Shortly after KCTS was profiled in Denver's alt-weekly, a New York-based "Senior VP of Corporate Communications for Clear Channel Communications" wrote a letter to the editor (number seven, slugged "Clear as Mud") in protest of the maligning her great company received in the aforementioned story (wherein Nimbus remarks, "It's sad that five guys in Texas decide what gets heard around the country"). To Nimbus and crew, that's a smoking gun:
Now why would someone from CCC in New York know about and be responding to an article in a local Denver paper (an alternative paper to boot) so quickly?
It became "clear" how this was all going down. Clear Channel was the driving force behind the whole thing. Why were they afraid of a tiny, local, non-commercial broadcaster? Because our signal was reaching nearly ONE MILLION people, that's why....So what was cheaper for them, to revamp their product to compete with us or to simply use their swing with the FCC to take us out? Well, the rest is history.

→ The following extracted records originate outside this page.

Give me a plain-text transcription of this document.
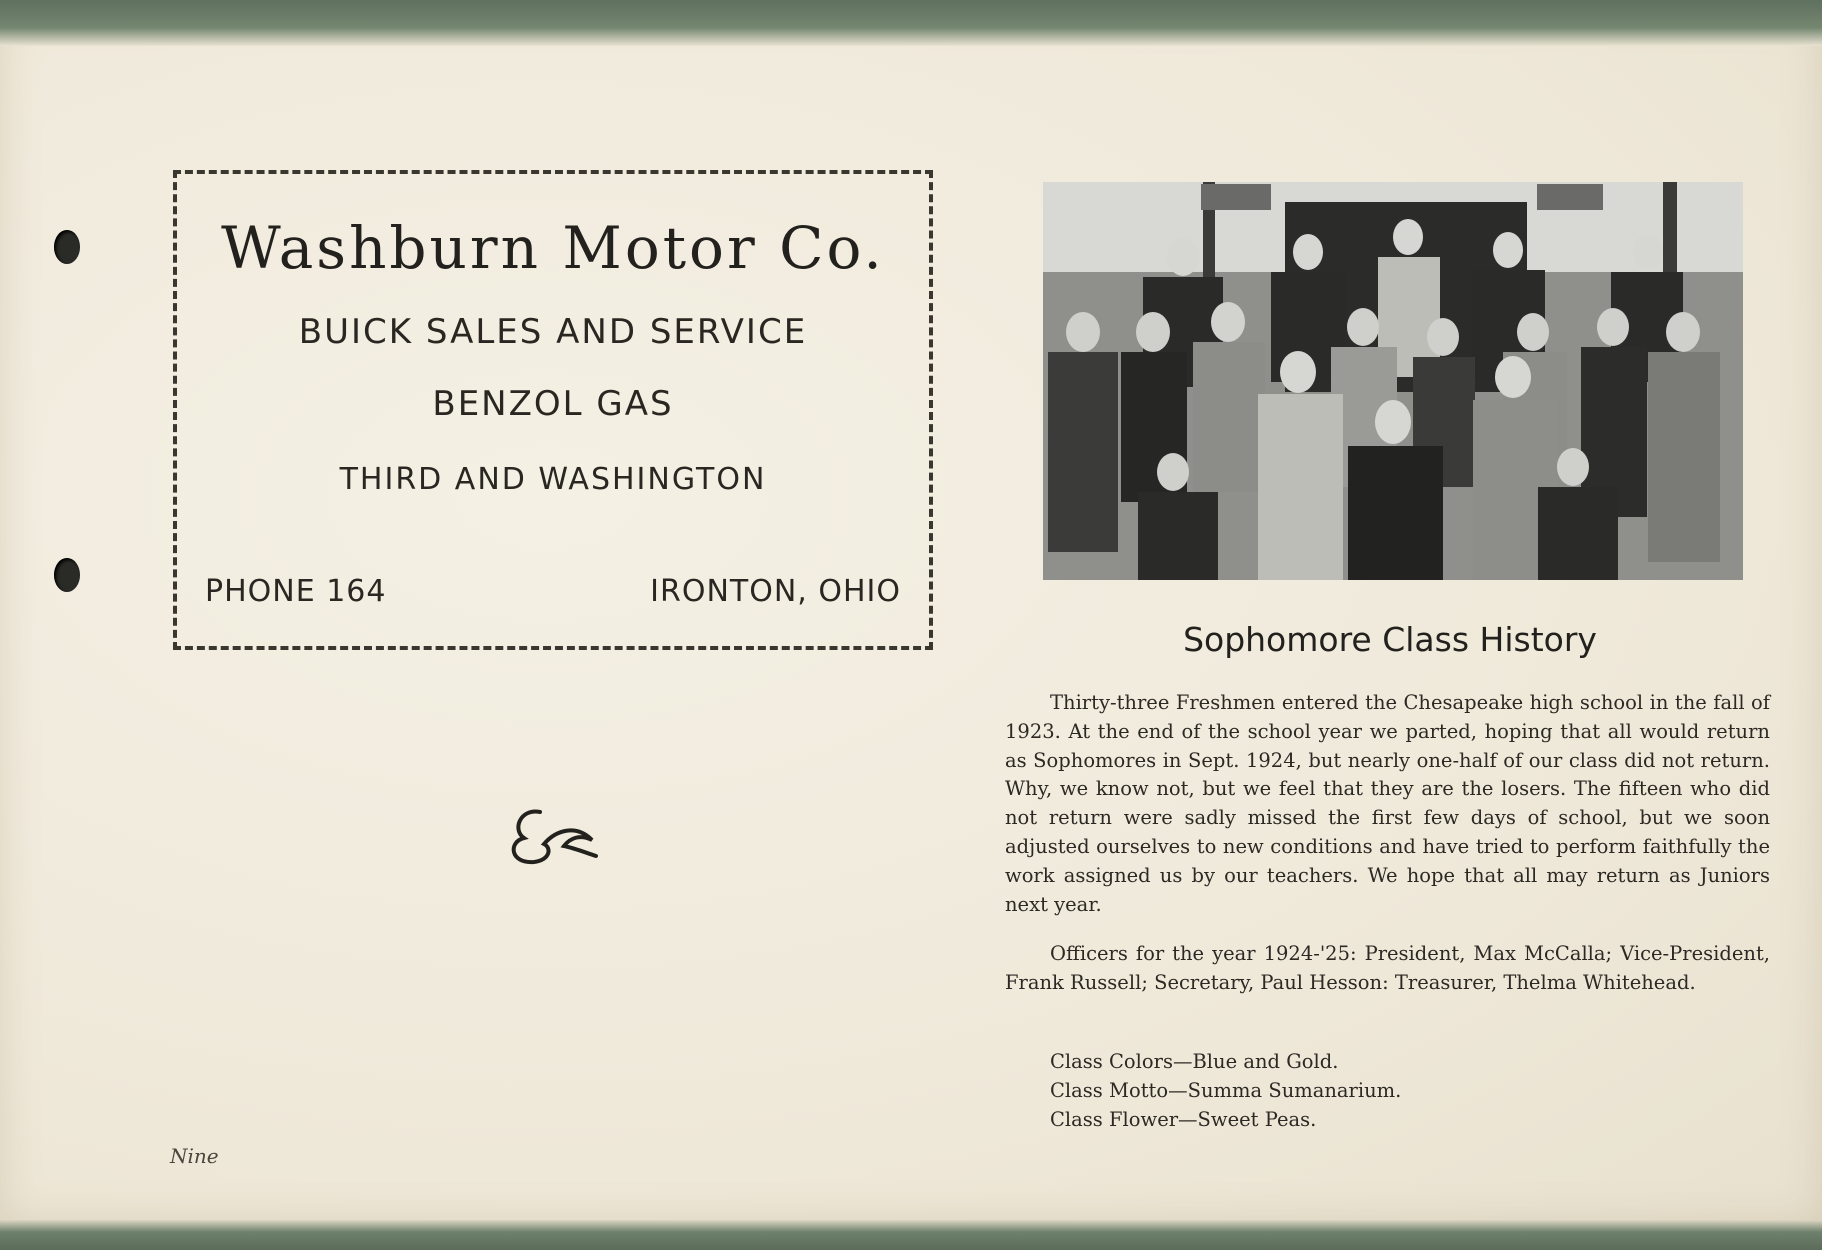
Washburn Motor Co.
BUICK SALES AND SERVICE
BENZOL GAS
THIRD AND WASHINGTON
PHONE 164	IRONTON, OHIO
Nine
Sophomore Class History
Thirty-three Freshmen entered the Chesapeake high school in the fall of 1923. At the end of the school year we parted, hoping that all would return as Sophomores in Sept. 1924, but nearly one-half of our class did not return. Why, we know not, but we feel that they are the losers. The fifteen who did not return were sadly missed the first few days of school, but we soon adjusted ourselves to new conditions and have tried to perform faithfully the work assigned us by our teachers. We hope that all may return as Juniors next year.
Officers for the year 1924-'25: President, Max McCalla; Vice-President, Frank Russell; Secretary, Paul Hesson: Treasurer, Thelma Whitehead.
Class Colors—Blue and Gold.
Class Motto—Summa Sumanarium.
Class Flower—Sweet Peas.
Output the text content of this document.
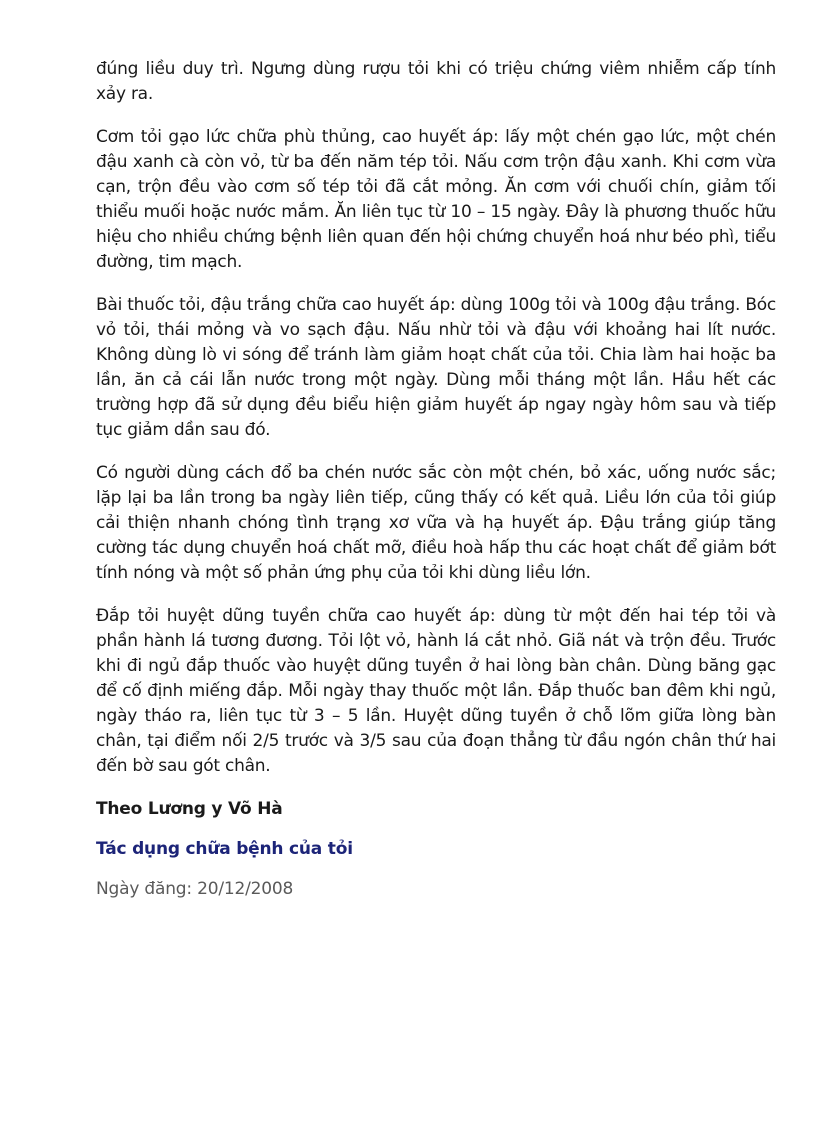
đúng liều duy trì. Ngưng dùng rượu tỏi khi có triệu chứng viêm nhiễm cấp tính xảy ra.

Cơm tỏi gạo lức chữa phù thủng, cao huyết áp: lấy một chén gạo lức, một chén đậu xanh cà còn vỏ, từ ba đến năm tép tỏi. Nấu cơm trộn đậu xanh. Khi cơm vừa cạn, trộn đều vào cơm số tép tỏi đã cắt mỏng. Ăn cơm với chuối chín, giảm tối thiểu muối hoặc nước mắm. Ăn liên tục từ 10 – 15 ngày. Đây là phương thuốc hữu hiệu cho nhiều chứng bệnh liên quan đến hội chứng chuyển hoá như béo phì, tiểu đường, tim mạch.

Bài thuốc tỏi, đậu trắng chữa cao huyết áp: dùng 100g tỏi và 100g đậu trắng. Bóc vỏ tỏi, thái mỏng và vo sạch đậu. Nấu nhừ tỏi và đậu với khoảng hai lít nước. Không dùng lò vi sóng để tránh làm giảm hoạt chất của tỏi. Chia làm hai hoặc ba lần, ăn cả cái lẫn nước trong một ngày. Dùng mỗi tháng một lần. Hầu hết các trường hợp đã sử dụng đều biểu hiện giảm huyết áp ngay ngày hôm sau và tiếp tục giảm dần sau đó.

Có người dùng cách đổ ba chén nước sắc còn một chén, bỏ xác, uống nước sắc; lặp lại ba lần trong ba ngày liên tiếp, cũng thấy có kết quả. Liều lớn của tỏi giúp cải thiện nhanh chóng tình trạng xơ vữa và hạ huyết áp. Đậu trắng giúp tăng cường tác dụng chuyển hoá chất mỡ, điều hoà hấp thu các hoạt chất để giảm bớt tính nóng và một số phản ứng phụ của tỏi khi dùng liều lớn.

Đắp tỏi huyệt dũng tuyền chữa cao huyết áp: dùng từ một đến hai tép tỏi và phần hành lá tương đương. Tỏi lột vỏ, hành lá cắt nhỏ. Giã nát và trộn đều. Trước khi đi ngủ đắp thuốc vào huyệt dũng tuyền ở hai lòng bàn chân. Dùng băng gạc để cố định miếng đắp. Mỗi ngày thay thuốc một lần. Đắp thuốc ban đêm khi ngủ, ngày tháo ra, liên tục từ 3 – 5 lần. Huyệt dũng tuyền ở chỗ lõm giữa lòng bàn chân, tại điểm nối 2/5 trước và 3/5 sau của đoạn thẳng từ đầu ngón chân thứ hai đến bờ sau gót chân.

Theo Lương y Võ Hà
Tác dụng chữa bệnh của tỏi
Ngày đăng: 20/12/2008
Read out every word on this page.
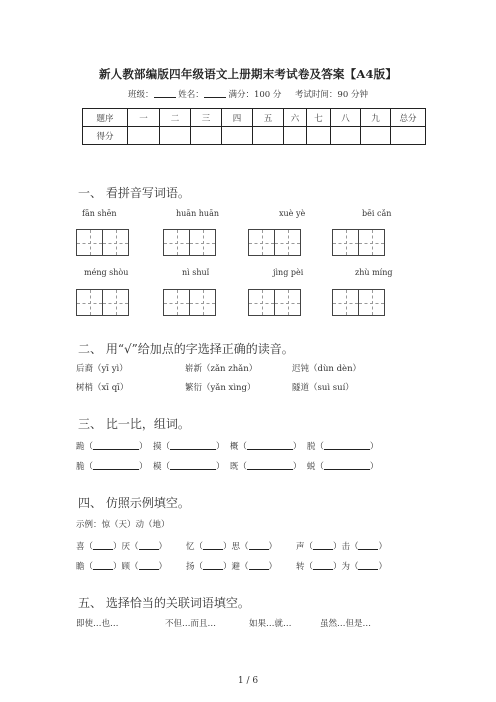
新人教部编版四年级语文上册期末考试卷及答案【A4版】
班级：	姓名：	满分：100 分 考试时间：90 分钟
题序	一	二	三	四	五	六	七	八	九	总分
得分										
一、 看拼音写词语。
fān shēn	huān huān	xuè yè	bēi cǎn
méng shòu	nì shuǐ	jìng pèi	zhù míng
二、 用“√”给加点的字选择正确的读音。
后裔（yī yì）	崭新（zǎn zhǎn）	迟钝（dùn dèn）
树梢（xī qī）	繁衍（yǎn xìng）	隧道（suì suí）
三、 比一比，组词。
跪（	） 摸（	） 概（	） 脱（	）
脆（	） 模（	） 既（	） 蜕（	）
四、 仿照示例填空。
示例：惊（天）动（地）
喜（ ）厌（ ） 忆（ ）思（ ） 声（ ）击（ ）
瞻（ ）顾（ ） 扬（ ）避（ ） 转（ ）为（ ）
五、 选择恰当的关联词语填空。
即使…也…	不但…而且…	如果…就…	虽然…但是…
1 / 6
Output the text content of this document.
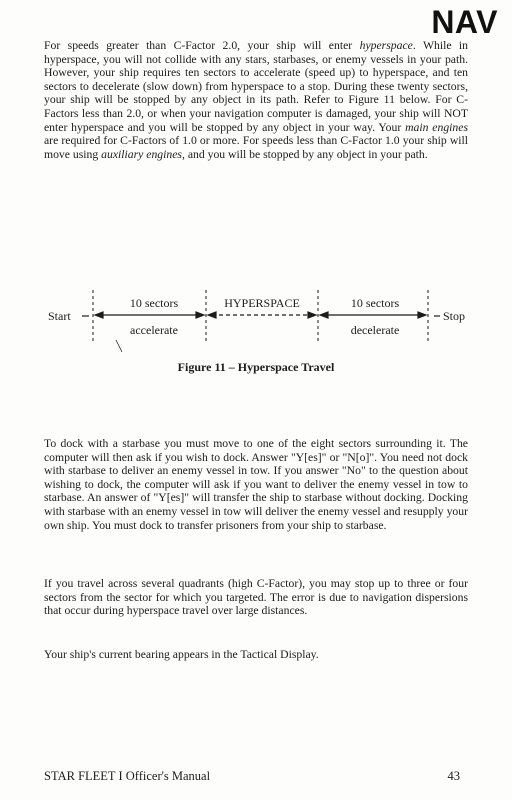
NAV

For speeds greater than C-Factor 2.0, your ship will enter hyperspace. While in hyperspace, you will not collide with any stars, starbases, or enemy vessels in your path. However, your ship requires ten sectors to accelerate (speed up) to hyperspace, and ten sectors to decelerate (slow down) from hyperspace to a stop. During these twenty sectors, your ship will be stopped by any object in its path. Refer to Figure 11 below. For C-Factors less than 2.0, or when your navigation computer is damaged, your ship will NOT enter hyperspace and you will be stopped by any object in your way. Your main engines are required for C-Factors of 1.0 or more. For speeds less than C-Factor 1.0 your ship will move using auxiliary engines, and you will be stopped by any object in your path.

Start	Stop
10 sectors	HYPERSPACE	10 sectors
accelerate	decelerate
Figure 11 – Hyperspace Travel

To dock with a starbase you must move to one of the eight sectors surrounding it. The computer will then ask if you wish to dock. Answer "Y[es]" or "N[o]". You need not dock with starbase to deliver an enemy vessel in tow. If you answer "No" to the question about wishing to dock, the computer will ask if you want to deliver the enemy vessel in tow to starbase. An answer of "Y[es]" will transfer the ship to starbase without docking. Docking with starbase with an enemy vessel in tow will deliver the enemy vessel and resupply your own ship. You must dock to transfer prisoners from your ship to starbase.

If you travel across several quadrants (high C-Factor), you may stop up to three or four sectors from the sector for which you targeted. The error is due to navigation dispersions that occur during hyperspace travel over large distances.

Your ship's current bearing appears in the Tactical Display.

STAR FLEET I Officer's Manual	43
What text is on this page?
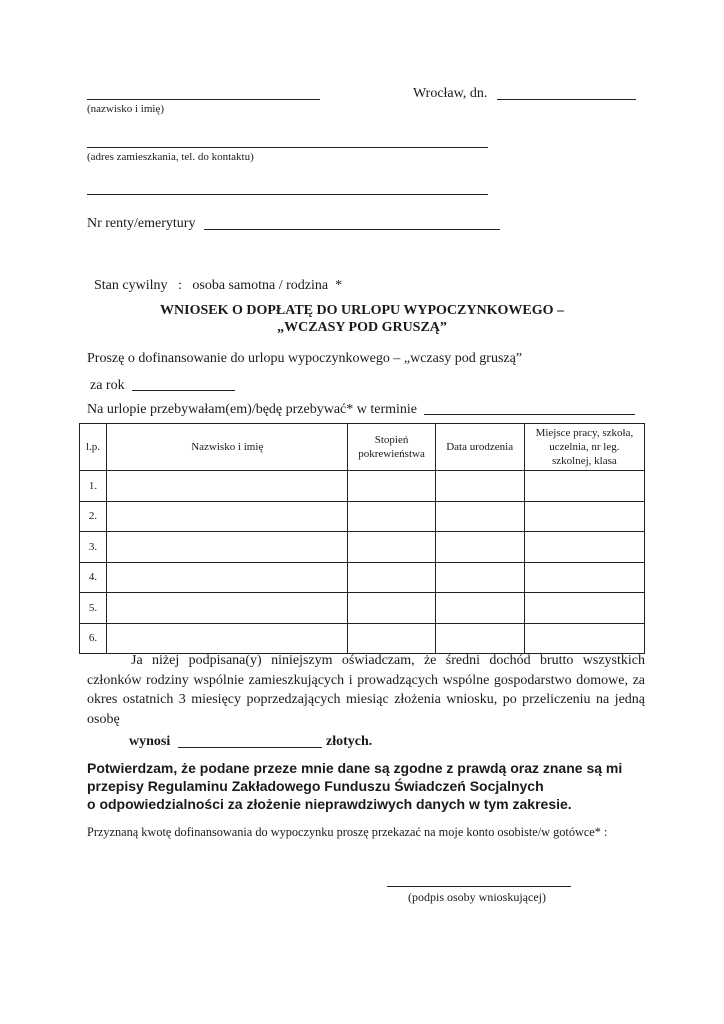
(nazwisko i imię)
Wrocław, dn.
(adres zamieszkania, tel. do kontaktu)
Nr renty/emerytury

Stan cywilny : osoba samotna / rodzina *

WNIOSEK O DOPŁATĘ DO URLOPU WYPOCZYNKOWEGO –
„WCZASY POD GRUSZĄ”
Proszę o dofinansowanie do urlopu wypoczynkowego – „wczasy pod gruszą”
za rok
Na urlopie przebywałam(em)/będę przebywać* w terminie
l.p.	Nazwisko i imię	Stopień pokrewieństwa	Data urodzenia	Miejsce pracy, szkoła, uczelnia, nr leg. szkolnej, klasa
1.				
2.				
3.				
4.				
5.				
6.				
Ja niżej podpisana(y) niniejszym oświadczam, że średni dochód brutto wszystkich członków rodziny wspólnie zamieszkujących i prowadzących wspólne gospodarstwo domowe, za okres ostatnich 3 miesięcy poprzedzających miesiąc złożenia wniosku, po przeliczeniu na jedną osobę
wynosi	złotych.
Potwierdzam, że podane przeze mnie dane są zgodne z prawdą oraz znane są mi
przepisy Regulaminu Zakładowego Funduszu Świadczeń Socjalnych
o odpowiedzialności za złożenie nieprawdziwych danych w tym zakresie.
Przyznaną kwotę dofinansowania do wypoczynku proszę przekazać na moje konto osobiste/w gotówce* :
(podpis osoby wnioskującej)
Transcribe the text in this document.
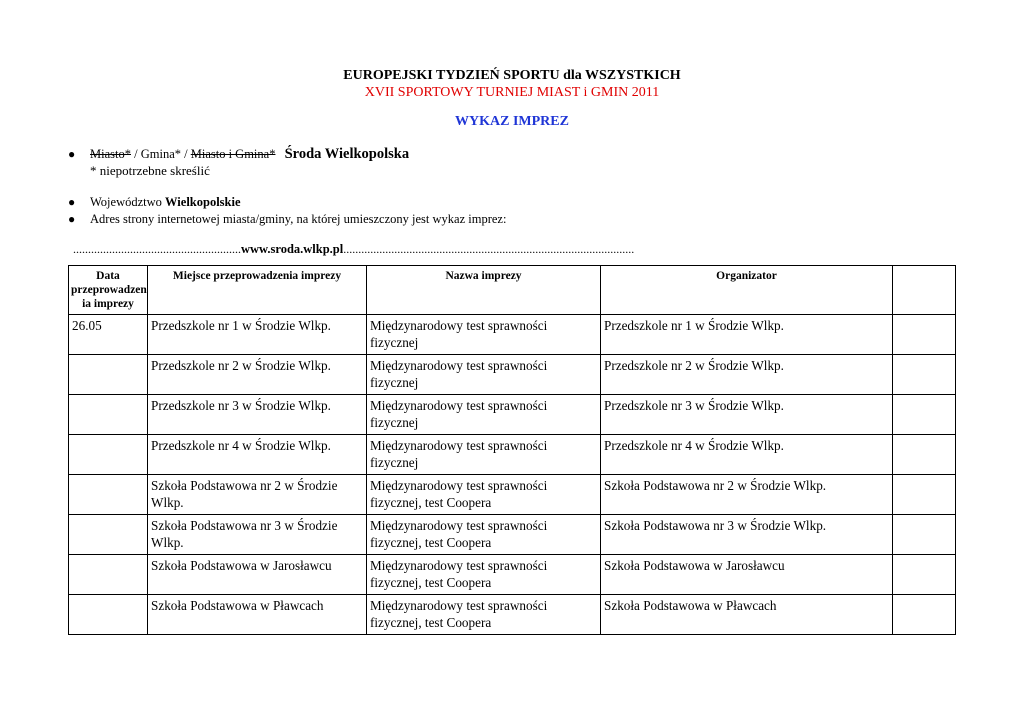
EUROPEJSKI TYDZIEŃ SPORTU dla WSZYSTKICH
XVII SPORTOWY TURNIEJ MIAST i GMIN 2011
WYKAZ IMPREZ
●	Miasto* / Gmina* / Miasto i Gmina* Środa Wielkopolska
* niepotrzebne skreślić
●	Województwo Wielkopolskie
●	Adres strony internetowej miasta/gminy, na której umieszczony jest wykaz imprez:
........................................................www.sroda.wlkp.pl.................................................................................................
Data przeprowadzen ia imprezy	Miejsce przeprowadzenia imprezy	Nazwa imprezy	Organizator	
26.05	Przedszkole nr 1 w Środzie Wlkp.	Międzynarodowy test sprawności fizycznej	Przedszkole nr 1 w Środzie Wlkp.	
	Przedszkole nr 2 w Środzie Wlkp.	Międzynarodowy test sprawności fizycznej	Przedszkole nr 2 w Środzie Wlkp.	
	Przedszkole nr 3 w Środzie Wlkp.	Międzynarodowy test sprawności fizycznej	Przedszkole nr 3 w Środzie Wlkp.	
	Przedszkole nr 4 w Środzie Wlkp.	Międzynarodowy test sprawności fizycznej	Przedszkole nr 4 w Środzie Wlkp.	
	Szkoła Podstawowa nr 2 w Środzie Wlkp.	Międzynarodowy test sprawności fizycznej, test Coopera	Szkoła Podstawowa nr 2 w Środzie Wlkp.	
	Szkoła Podstawowa nr 3 w Środzie Wlkp.	Międzynarodowy test sprawności fizycznej, test Coopera	Szkoła Podstawowa nr 3 w Środzie Wlkp.	
	Szkoła Podstawowa w Jarosławcu	Międzynarodowy test sprawności fizycznej, test Coopera	Szkoła Podstawowa w Jarosławcu	
	Szkoła Podstawowa w Pławcach	Międzynarodowy test sprawności fizycznej, test Coopera	Szkoła Podstawowa w Pławcach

Plausible, certainly. Or perhaps, since Clear Channel's taken a beating in the press for quite some time, it hired some PR minions to scan news databases and sites, note anti-Clear Channel press, and write a response to those stories. That's pretty standard protocol for PR damage control. It's also not unheard of for FCC agents to carry a grudge. Just ask Doug Brewer, Tampa's Party Pirate, who pissed off FCC Tampa office director Ralph Barlow so much seven years ago that Barlow vowed, "sooner or later, I'll nail him," on Page 1 of the Wall Street Journal.
It was probably a bit of everything, including the hand of radio broadcasting's Public Enemy Number One. KCTS' gear has already been dispersed into the hands of "interested parties."